- Origin: Portland, Oregon, USA
- Genres: Indie rock Alternative rock
- Years active: 2001–present
- Labels: Startime International, TLA, Flameshovel
- Members: Darrell Bourque Jake Morris Ben Whitesides Dan Wilson
- Past members: Murphy Kasiewicz

= The Joggers =

American rock band

The Joggers, formerly known as Stateside, are a four-piece band from Portland, Oregon. They play complex songs with elements of math rock which retain a pop sensibility. The guitar style of (lead singer and songwriter) Ben Whitesides and the second guitarist rejects a traditional rhythm & lead style for more scale exploration and includes elements of call and response. Murphy Kasiewicz played second guitar on Solid Guild, but left the band before the recording of With A Cape And A Cane and was replaced by Dan Wilson (from Alaska) after that album, touring the US in support of it. Jake Morris has also played drums on tour with French Kicks and played drums for The Shaky Hands from December 2008 to March 2010. All members sing parts at various times, with unique and sometimes antique harmonies, and sometimes play various instruments. Ben Whitesides is the son of George M. Whitesides, one of the most decorated chemists in the world.
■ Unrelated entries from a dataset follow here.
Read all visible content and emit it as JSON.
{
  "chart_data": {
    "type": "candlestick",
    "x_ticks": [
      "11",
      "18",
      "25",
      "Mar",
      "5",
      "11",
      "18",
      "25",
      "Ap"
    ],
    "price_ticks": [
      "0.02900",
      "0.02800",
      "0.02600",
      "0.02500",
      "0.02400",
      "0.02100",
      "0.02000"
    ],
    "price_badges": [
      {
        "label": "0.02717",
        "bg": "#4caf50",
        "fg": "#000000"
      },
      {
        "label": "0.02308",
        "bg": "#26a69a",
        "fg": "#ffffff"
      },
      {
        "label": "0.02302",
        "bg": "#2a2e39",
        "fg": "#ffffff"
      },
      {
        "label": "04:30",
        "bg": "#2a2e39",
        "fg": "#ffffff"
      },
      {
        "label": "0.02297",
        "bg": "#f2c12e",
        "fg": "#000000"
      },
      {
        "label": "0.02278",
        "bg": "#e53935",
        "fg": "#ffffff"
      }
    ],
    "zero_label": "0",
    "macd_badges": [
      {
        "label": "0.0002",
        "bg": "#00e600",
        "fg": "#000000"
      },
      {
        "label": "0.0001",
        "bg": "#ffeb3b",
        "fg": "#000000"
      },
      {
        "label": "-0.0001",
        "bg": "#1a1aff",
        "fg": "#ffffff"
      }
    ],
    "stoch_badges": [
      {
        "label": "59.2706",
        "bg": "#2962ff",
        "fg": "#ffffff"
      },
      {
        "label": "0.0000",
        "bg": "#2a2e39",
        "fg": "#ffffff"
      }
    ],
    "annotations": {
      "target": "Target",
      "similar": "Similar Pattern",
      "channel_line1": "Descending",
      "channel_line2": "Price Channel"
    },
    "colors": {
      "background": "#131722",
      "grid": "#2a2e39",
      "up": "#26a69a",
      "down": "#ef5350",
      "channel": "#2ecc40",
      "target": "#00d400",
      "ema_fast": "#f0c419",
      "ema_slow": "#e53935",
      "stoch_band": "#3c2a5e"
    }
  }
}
The original members are mostly former New Englanders, and after meeting in Portland formed a band in 2000 under the name Stateside and released one self-titled EP. After a name-conflict with another Stateside they changed their name. In 2002 they released the eight-song self-titled EP The Joggers (also called "The Birds" because of its cover) on TLA Records. From that EP, the song "Devil Wears Earplugs" appeared on Supercuts, the compilation from Startime International, who signed the band. Three other songs from the Joggers debut EP appeared on their proper debut album, 2003's critically acclaimed Solid Guild. 2005 saw the release of "With a Cape and a Cane", which brought even more critical if not commercial success.

Ben and Darrell also make up the Cajun Gems, who have one self-released album with a more folkier sound than the Joggers. Dan has been recently playing with the Cajun Gems as well.